Here at Sassafras, we’re passionate about helping the young marketers and designers of tomorrow find their way, stand out, and settle into the professional world. From choosing samples that demonstrate clear skills and problems you’ve solved, to nailing a brief case study that perfectly communicates your design process, we take a look at some of the best tips for nailing your design portfolio.
Focus on the client(s)
When you’re fresh out of school, there can be the temptation to oversell and center yourself in your portfolio — after all, you want potential clients to be excited about you and your unique vision. In fact, the best design portfolios take a step back and focus on the needs of potential clients, often presenting sample designs and solutions geared to particular industries.
Obviously, this advice will depend on the type of work you’re hoping to do and the sorts of clients you’re interested in working with. But if you have a clear goal in mind — say, working for a fashion company — you’ll want to demonstrate your fluency with that industry and its design trends.
Tell a story, and not just about yourself
That said, a smaller part of your portfolio should showcase you and your personality — a quick “About” section is usually enough to do the trick. What gets you out of bed in the morning, and how does design connect to this inner drive? What about your work excites you? Where do you locate your passion in the design process?
If it’s not already clear, you’re not simply relaying facts about yourself, but telling a story and crafting a narrative about how you view yourself. That same knack for storytelling should be evident when you’re discussing your design experience and samples. Why did you make particular design decisions, and what problems were you solving? The ability to craft a narrative is a central part of the design process, and one that hiring managers love to see.
Make sure your images pop
The visual element of your portfolio is its heart and soul, and finding ways to increase the variety of the viewer’s visual experience is helpful for making your work stand out on the (digital) page. Don’t simply display your finalized designs, but give us an idea of how they appear in the real world — as a logo on a shopping bag, as a subway ad, or as a piece of product packaging, for instance.

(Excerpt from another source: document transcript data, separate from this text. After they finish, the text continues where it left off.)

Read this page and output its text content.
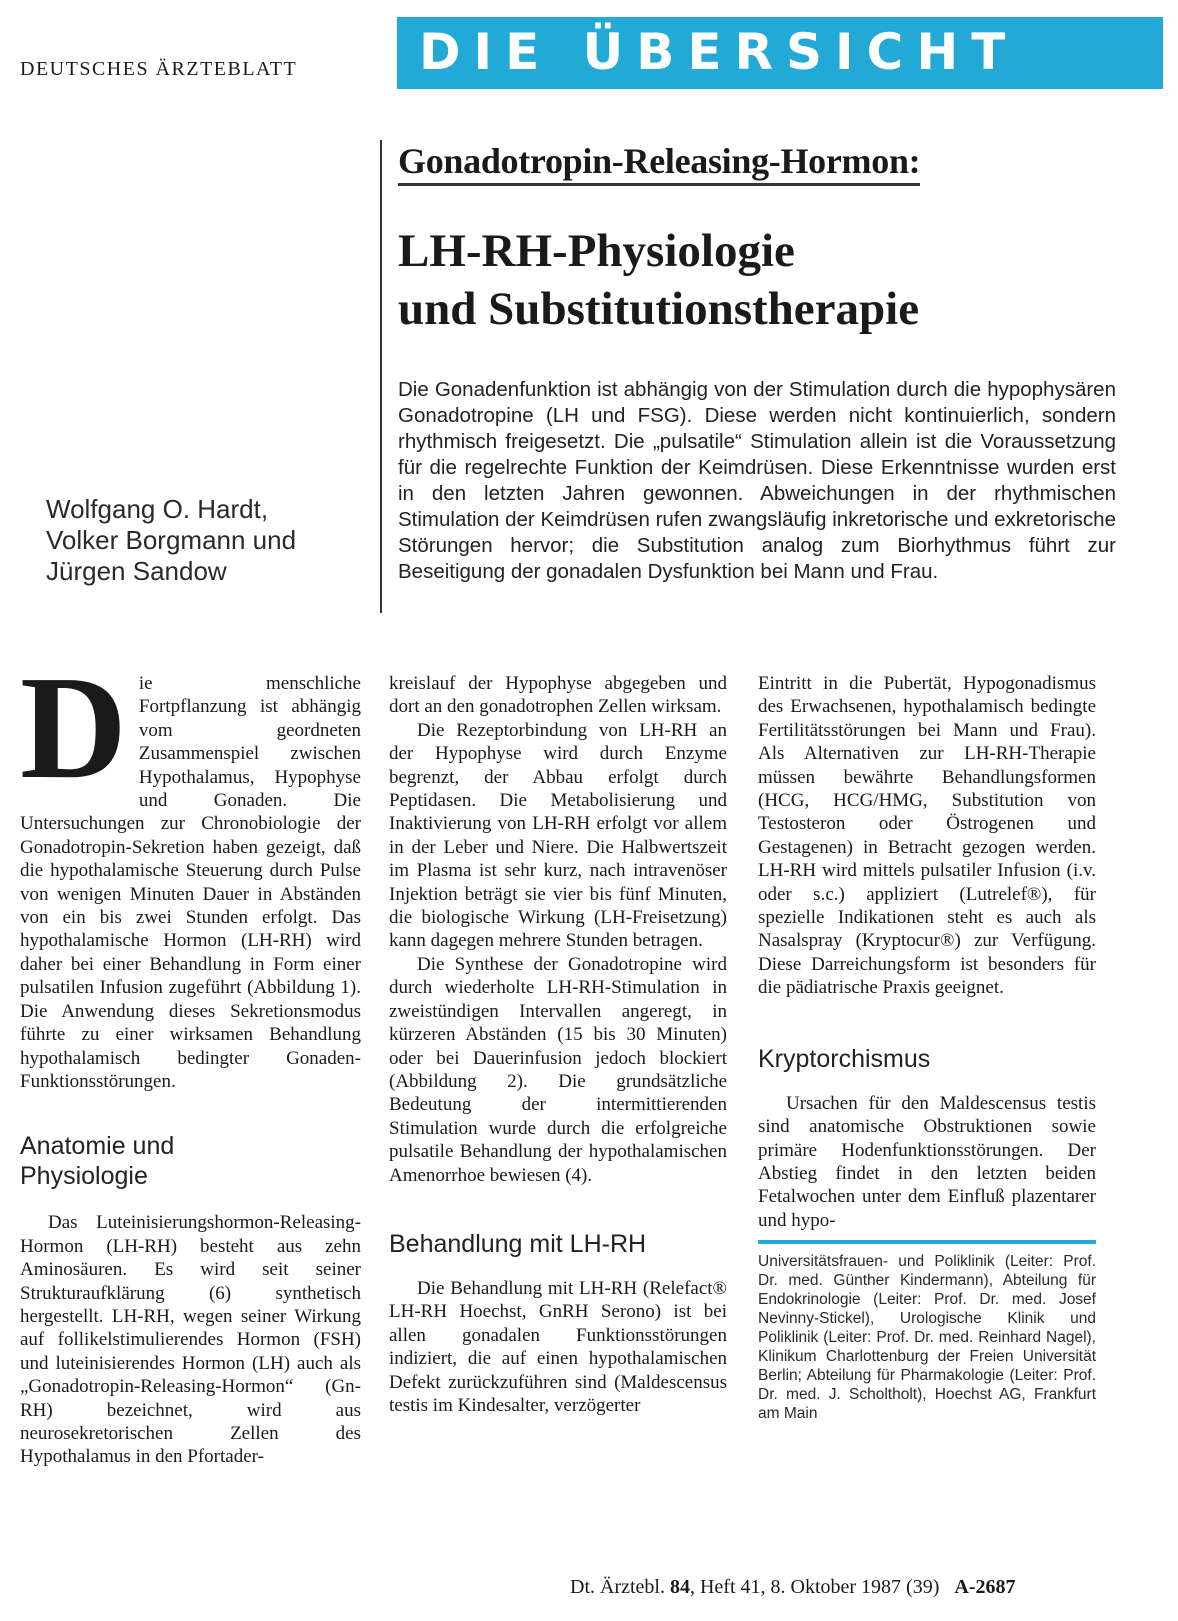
DEUTSCHES ÄRZTEBLATT DIE ÜBERSICHT
Gonadotropin-Releasing-Hormon:
LH-RH-Physiologie
und Substitutionstherapie
Wolfgang O. Hardt,
Volker Borgmann und
Jürgen Sandow
Die Gonadenfunktion ist abhängig von der Stimulation durch die hypophysären Gonadotropine (LH und FSG). Diese werden nicht kontinuierlich, sondern rhythmisch freigesetzt. Die „pulsatile“ Stimulation allein ist die Voraussetzung für die regelrechte Funktion der Keimdrüsen. Diese Erkenntnisse wurden erst in den letzten Jahren gewonnen. Abweichungen in der rhythmischen Stimulation der Keimdrüsen rufen zwangsläufig inkretorische und exkretorische Störungen hervor; die Substitution analog zum Biorhythmus führt zur Beseitigung der gonadalen Dysfunktion bei Mann und Frau.
D ie menschliche Fortpflanzung ist abhängig vom geordneten Zusammenspiel zwischen Hypothalamus, Hypophyse und Gonaden. Die Untersuchungen zur Chronobiologie der Gonadotropin-Sekretion haben gezeigt, daß die hypothalamische Steuerung durch Pulse von wenigen Minuten Dauer in Abständen von ein bis zwei Stunden erfolgt. Das hypothalamische Hormon (LH-RH) wird daher bei einer Behandlung in Form einer pulsatilen Infusion zugeführt (Abbildung 1). Die Anwendung dieses Sekretionsmodus führte zu einer wirksamen Behandlung hypothalamisch bedingter Gonaden-Funktionsstörungen.

Anatomie und
Physiologie

Das Luteinisierungshormon-Releasing-Hormon (LH-RH) besteht aus zehn Aminosäuren. Es wird seit seiner Strukturaufklärung (6) synthetisch hergestellt. LH-RH, wegen seiner Wirkung auf follikelstimulierendes Hormon (FSH) und luteinisierendes Hormon (LH) auch als „Gonadotropin-Releasing-Hormon“ (Gn-RH) bezeichnet, wird aus neurosekretorischen Zellen des Hypothalamus in den Pfortader-

kreislauf der Hypophyse abgegeben und dort an den gonadotrophen Zellen wirksam.

Die Rezeptorbindung von LH-RH an der Hypophyse wird durch Enzyme begrenzt, der Abbau erfolgt durch Peptidasen. Die Metabolisierung und Inaktivierung von LH-RH erfolgt vor allem in der Leber und Niere. Die Halbwertszeit im Plasma ist sehr kurz, nach intravenöser Injektion beträgt sie vier bis fünf Minuten, die biologische Wirkung (LH-Freisetzung) kann dagegen mehrere Stunden betragen.

Die Synthese der Gonadotropine wird durch wiederholte LH-RH-Stimulation in zweistündigen Intervallen angeregt, in kürzeren Abständen (15 bis 30 Minuten) oder bei Dauerinfusion jedoch blockiert (Abbildung 2). Die grundsätzliche Bedeutung der intermittierenden Stimulation wurde durch die erfolgreiche pulsatile Behandlung der hypothalamischen Amenorrhoe bewiesen (4).

Behandlung mit LH-RH

Die Behandlung mit LH-RH (Relefact® LH-RH Hoechst, GnRH Serono) ist bei allen gonadalen Funktionsstörungen indiziert, die auf einen hypothalamischen Defekt zurückzuführen sind (Maldescensus testis im Kindesalter, verzögerter

Eintritt in die Pubertät, Hypogonadismus des Erwachsenen, hypothalamisch bedingte Fertilitätsstörungen bei Mann und Frau). Als Alternativen zur LH-RH-Therapie müssen bewährte Behandlungsformen (HCG, HCG/HMG, Substitution von Testosteron oder Östrogenen und Gestagenen) in Betracht gezogen werden. LH-RH wird mittels pulsatiler Infusion (i.v. oder s.c.) appliziert (Lutrelef®), für spezielle Indikationen steht es auch als Nasalspray (Kryptocur®) zur Verfügung. Diese Darreichungsform ist besonders für die pädiatrische Praxis geeignet.

Kryptorchismus

Ursachen für den Maldescensus testis sind anatomische Obstruktionen sowie primäre Hodenfunktionsstörungen. Der Abstieg findet in den letzten beiden Fetalwochen unter dem Einfluß plazentarer und hypo-

Universitätsfrauen- und Poliklinik (Leiter: Prof. Dr. med. Günther Kindermann), Abteilung für Endokrinologie (Leiter: Prof. Dr. med. Josef Nevinny-Stickel), Urologische Klinik und Poliklinik (Leiter: Prof. Dr. med. Reinhard Nagel), Klinikum Charlottenburg der Freien Universität Berlin; Abteilung für Pharmakologie (Leiter: Prof. Dr. med. J. Scholtholt), Hoechst AG, Frankfurt am Main
Dt. Ärztebl. 84, Heft 41, 8. Oktober 1987 (39) A-2687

You might not have access to these more three-dimensional images, so it’s perfectly okay to create mock-ups. And of course, depending on your line of work and the clients you’re looking to attract, there might not be a “real world” product to show off, which is perfectly okay.
Leverage your case study
Recruiters are interested in how you solve problems and the particular solutions you arrived at. Ideally, every aspect of your portfolio should speak to these concerns in some way. But providing at least one clear and more in-depth case study that defines a problem, explains your solution, and elaborates on the results of it is critical.
Choose a project that you feel you knocked out of the park, and walk recruiters through it. What was your thinking at every stage of the design process? What lessons did you learn? What problems did you encounter, and how did you fix them? Turn the evolution of your design into a clear narrative, and finish with a clear statement of its impact.
When you’re just starting out
For many new designers looking for a foothold in the field, crafting the perfect portfolio can feel like a stressful experience, especially if you don’t have a wide variety of completed projects to discuss. Remember that there’s nothing wrong with drafting “fake” designs or redesigns, or selling your strengths based on smaller projects you might already have completed.
Most design firms are looking for passionate, driven, creative designers, no matter what career stage they’re in. If you can communicate why you love design and the unique way you approach projects of any scale, you’ll already have the core of a great design portfolio.